I did some playing and found that on my connection the MTU is actually 1436:
(sprint:10:21:EST)% ping4 -c 4 -M do -s 1409 gravity
PING gravity (18.100.109.137) 1409(1437) bytes of data.
--- gravity ping statistics ---
4 packets transmitted, 0 received, 100% packet loss, time 3067ms
(sprint:10:21:EST)% ping4 -c 4 -M do -s 1408 gravity
PING gravity (18.100.109.137) 1408(1436) bytes of data.

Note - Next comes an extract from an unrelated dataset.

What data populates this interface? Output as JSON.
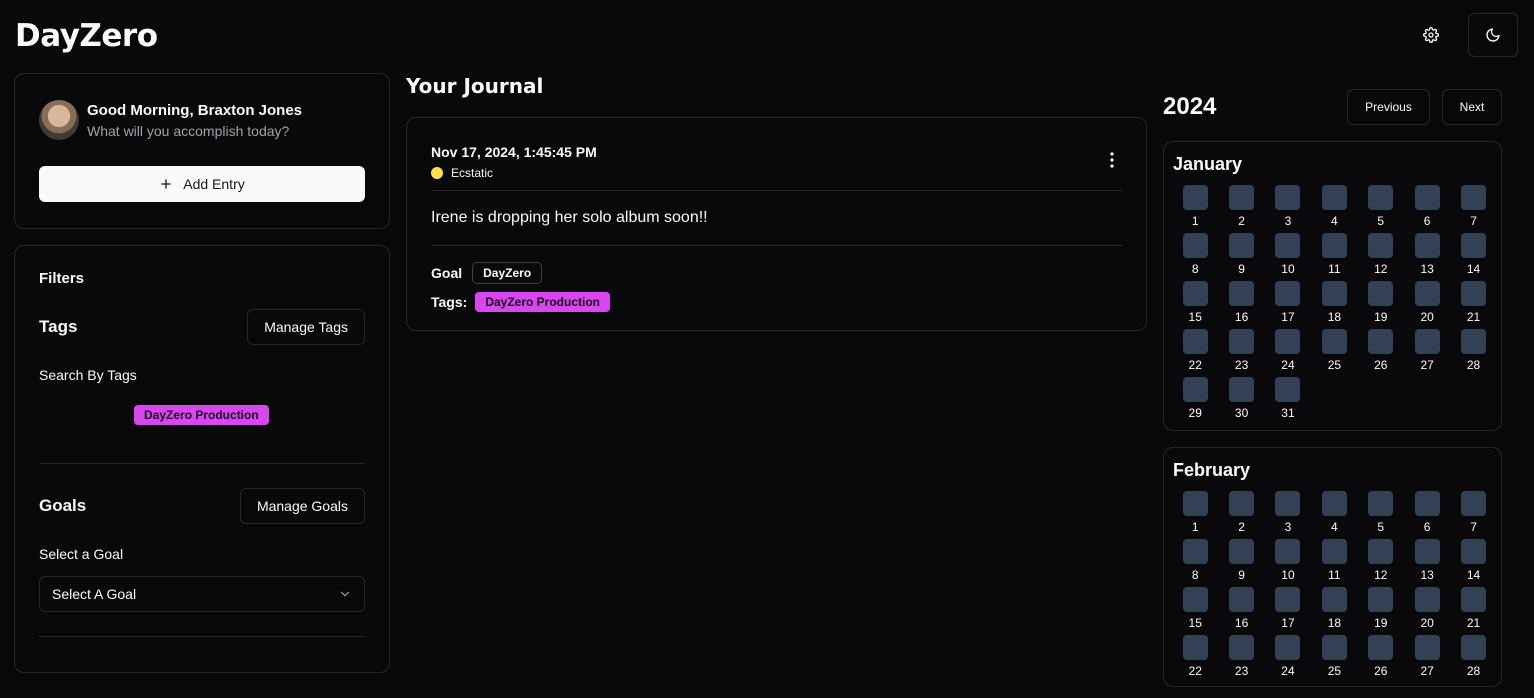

1416 bytes from ec2-18-100-109-137.eu-south-2.compute.amazonaws.com (18.100.109.137): icmp_seq=1 ttl=43 time=125 ms
1416 bytes from ec2-18-100-109-137.eu-south-2.compute.amazonaws.com (18.100.109.137): icmp_seq=2 ttl=43 time=123 ms
1416 bytes from ec2-18-100-109-137.eu-south-2.compute.amazonaws.com (18.100.109.137): icmp_seq=3 ttl=43 time=122 ms
1416 bytes from ec2-18-100-109-137.eu-south-2.compute.amazonaws.com (18.100.109.137): icmp_seq=4 ttl=43 time=145 ms
--- gravity ping statistics ---
4 packets transmitted, 4 received, 0% packet loss, time 3004ms
rtt min/avg/max/mdev = 121.856/128.792/144.883/9.373 ms
I don’t think most folks will notice this because modern stacks assume PMTUD is broken and things like HTTP/3 and QUIC (both UDP-based) implement their own path MTU discovery at the application layer. Also, many CDNs use a lower MTU by default to work around brokenness like this.
However, I’m surprised T-Mobile has this problem in 2026.